Right now we are able to see how the prices are determined in a competitive market. We can show how buying decision of households and supplying decisions of producers affect the final price of a good.
Let’s study the table above, in which we can see the supplied and demanded quantity at different price units of a good. After a careful examination of it we can understand that at higher price suppliers are willing to sell more quantity of a good and if price decreases the quantity supplied decreases, but quantity demanded increases (it seems to be a normal situation because it is following supply and demand laws).
How do you think which price of bananas is most possible to be set? Okay, let’s study each case. When price is at highest value (10 $) in our competitive market is formed a surplus of bananas, because willingness of buyers has decreased. So, producers are able to sell more bananas when they get higher revenue. But this price isn’t possible, since our sellers lose a big part of their goods. When the price of bananas is 9$ our buyers are willing to get more of them, but a surplus is formed too. So, again suppliers have a loss in goods produced. What about price of 6$? As you may guess it isn’t a reasonable price for our sellers, because they aren’t able to compensate all costs for production of bananas. We may see that they will be able to supply only a small quantity of bananas, so in our competitive market a shortage will be formed.

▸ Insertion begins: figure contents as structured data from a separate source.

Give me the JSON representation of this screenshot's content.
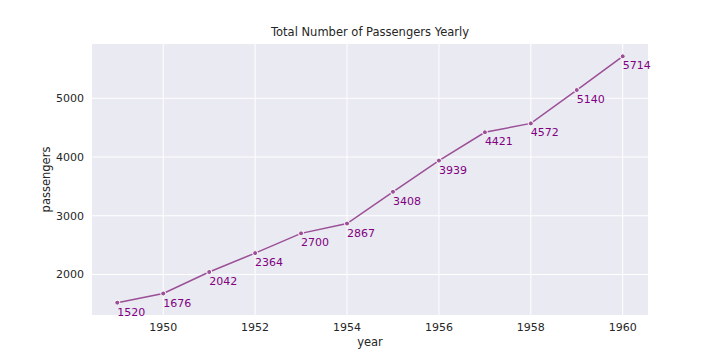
{
  "chart_data": {
    "type": "line",
    "title": "Total Number of Passengers Yearly",
    "x_label": "year",
    "y_label": "passengers",
    "x": [
      1949,
      1950,
      1951,
      1952,
      1953,
      1954,
      1955,
      1956,
      1957,
      1958,
      1959,
      1960
    ],
    "values": [
      1520,
      1676,
      2042,
      2364,
      2700,
      2867,
      3408,
      3939,
      4421,
      4572,
      5140,
      5714
    ],
    "color": "#9b4f96",
    "marker": "o",
    "data_labels": true,
    "grid": true,
    "xlim": [
      1948.45,
      1960.55
    ],
    "xticks": [
      1950,
      1952,
      1954,
      1956,
      1958,
      1960
    ],
    "ylim": [
      1310,
      5924
    ],
    "yticks": [
      2000,
      3000,
      4000,
      5000
    ]
  }
}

Buyers will want to buy more of bananas at even higher price, so 6$ price isn’t good enough to be a final one. At price of 7$ we will get again an excess of demand for bananas. Many consumers who want to buy bananas won’t be able to get them at this price. So they may even pay more for 1 kilogram of bananas. As you may guess the best price to be set for 1 kg of bananas in our competitive market is 8$, because at this point our supply and demand equalize each other.

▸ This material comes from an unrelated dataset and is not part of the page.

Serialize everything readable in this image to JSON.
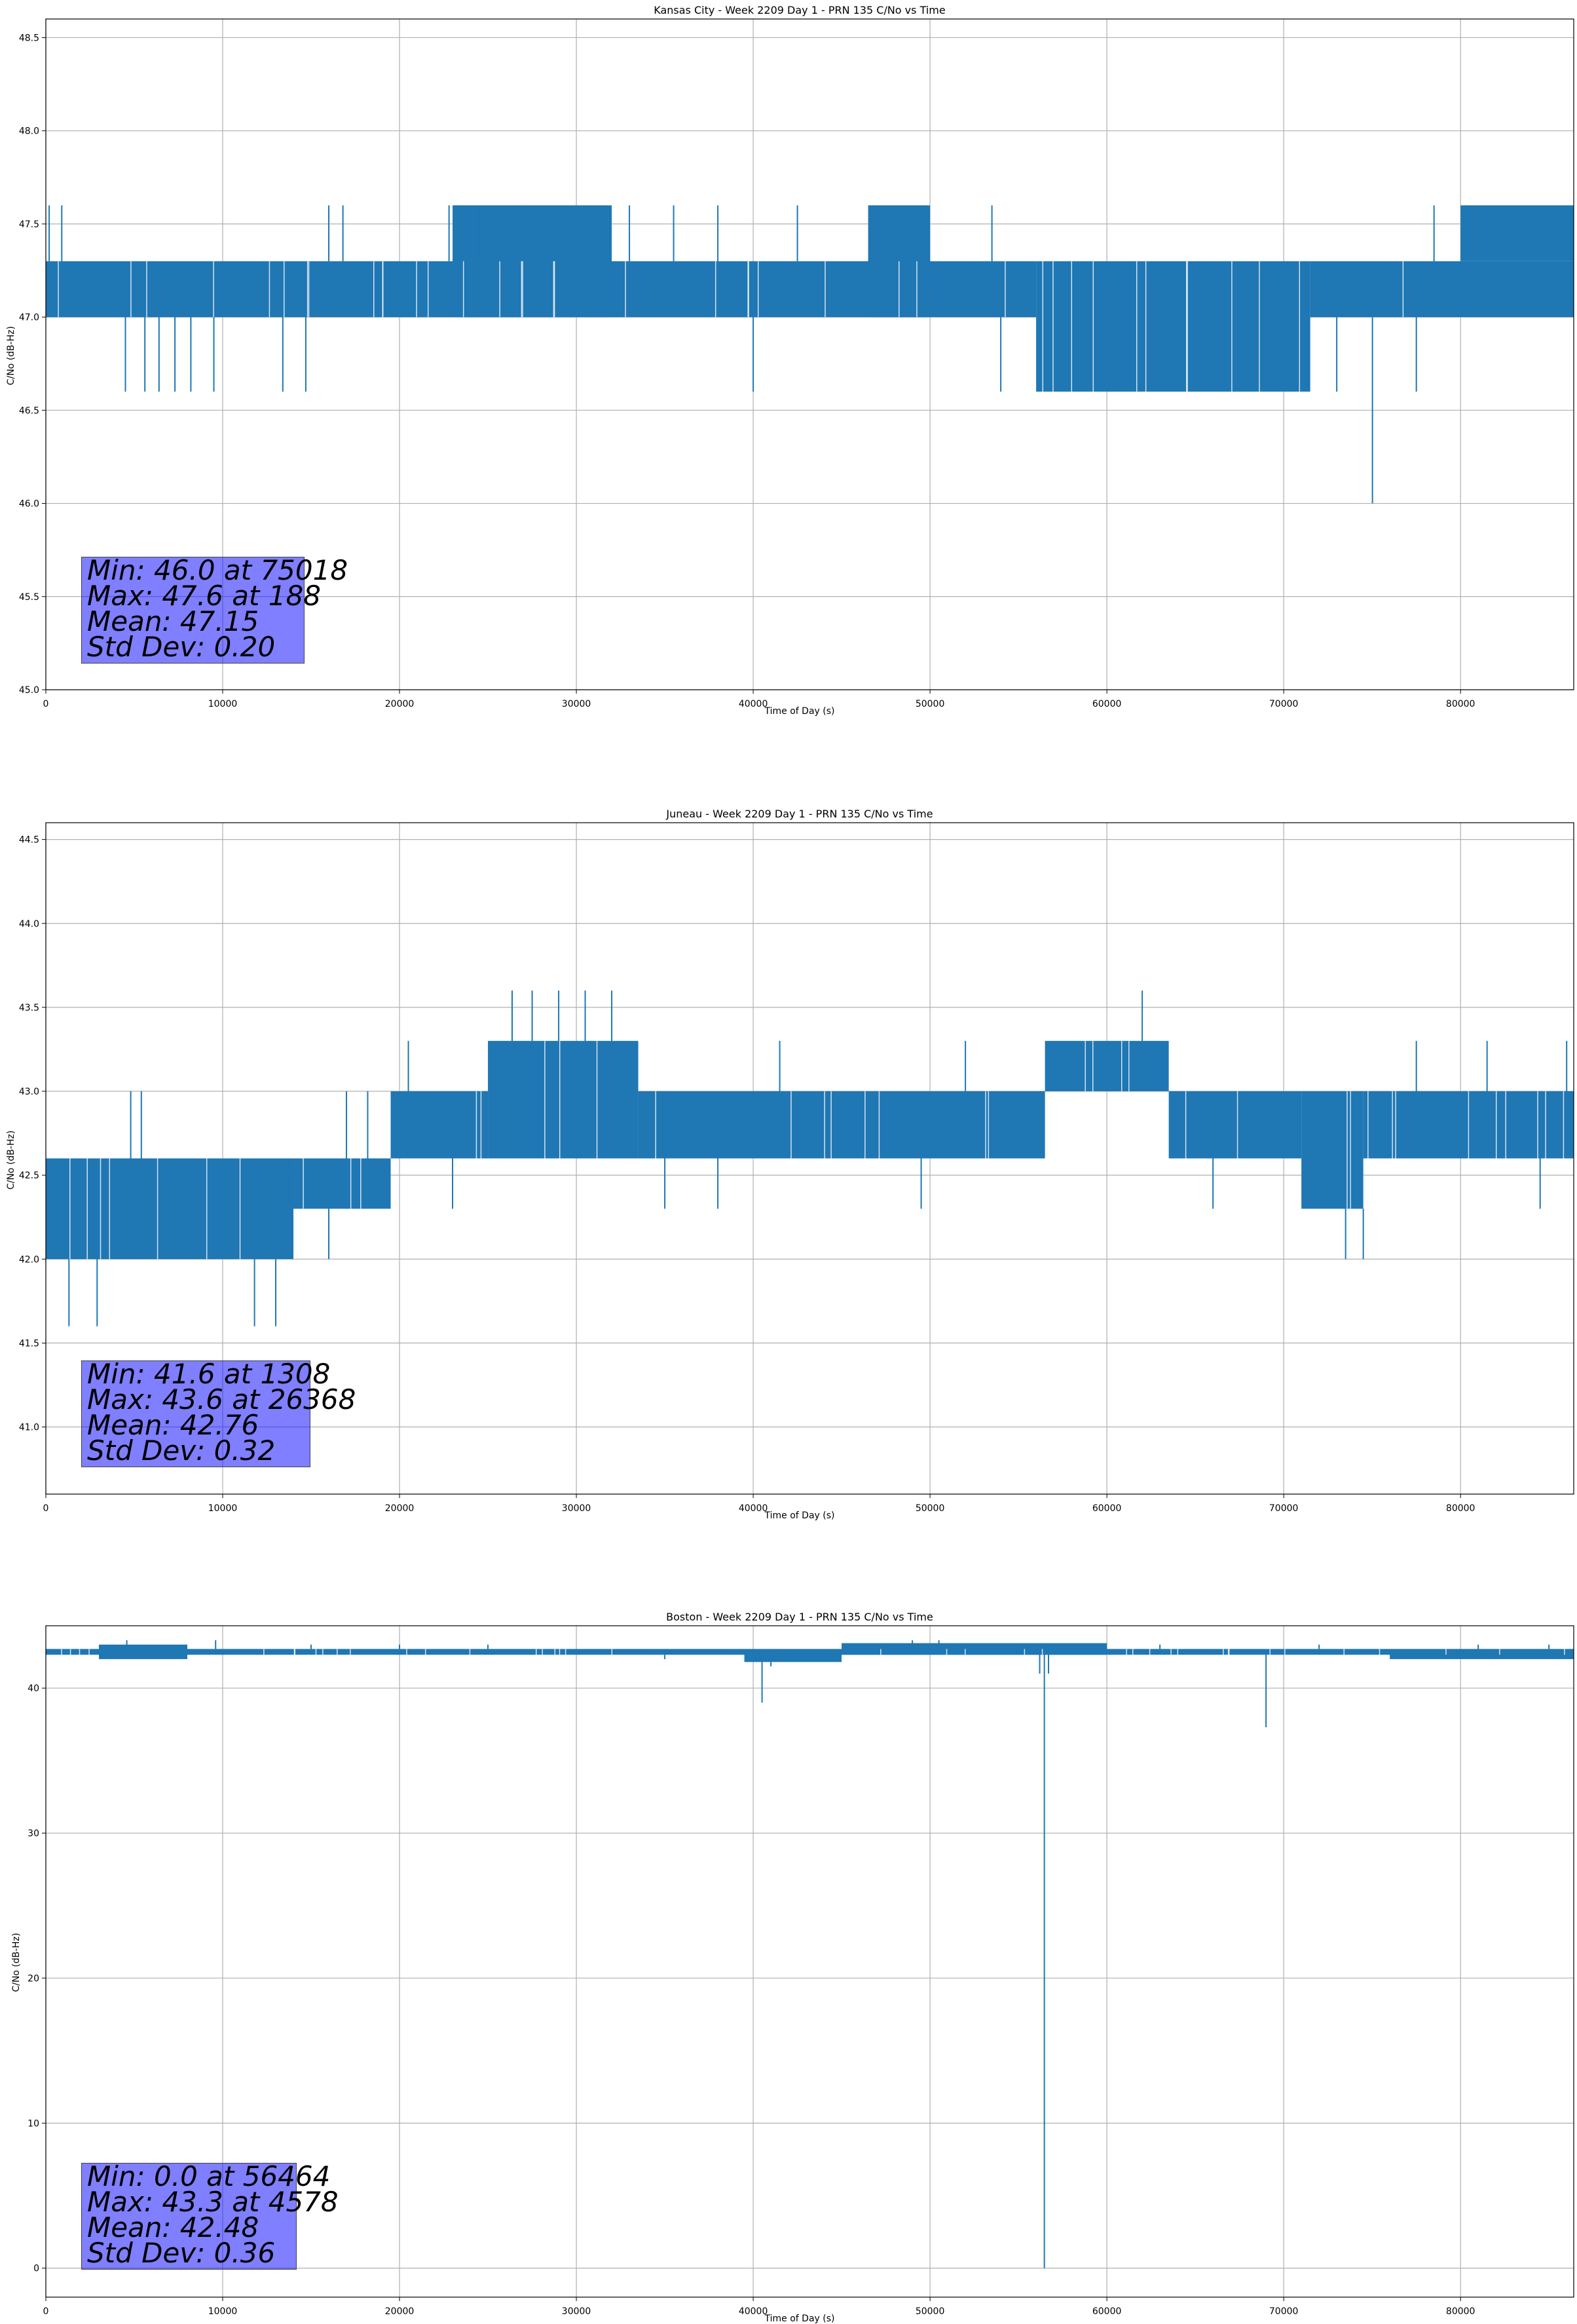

The price at which no shortages or surpluses are formed is called market-clearing or equilibrium price. Quantity at each quantity supplied and quantity demanded equalize each other is call equilibrium quantity, in our case it’s 6000 kg. Graphically, the intersection of demand curve and supply curve for a good indicates market equilibrium.
Rationing Function of Prices
Competitive market has the ability to establish a final price which is convenient for both suppliers and demanders, it’s called rationing function of prices. Why is this possible? It’s quite easy to explain, at some value of price there won’t be formed any shortages which may affect negatively buyers, nor big surpluses which are burdensome for suppliers. In our case, when the price will have the value of 8$ all consumers will be able to get goods they need, and each supplier will be able to sell its products. All supplier who won’t set their price to 8$ won’t be able to get their products sold.
SURPLUS-The amount by which the quantity supplied of a product exceeds the quantity demanded at a specific (above-equilibrium) price.
SHORTAGE-The amount by which the quantity demanded of a product exceeds the quantity supplied at a particular (below-equilibrium) price.
EQUILIBRIUM PRICE-The price in a competitive market at which the quantity demanded and the quantity supplied are equal.
EQUILIBRIUM QUANTITY- The quantity demanded and supplied at the equilibrium price in a competitive market.
RATIONING FUNCTION of PRICES- The ability of market forces in a competitive market to equalize quantity demanded and quantity supplied and to eliminate shortages via changes in prices.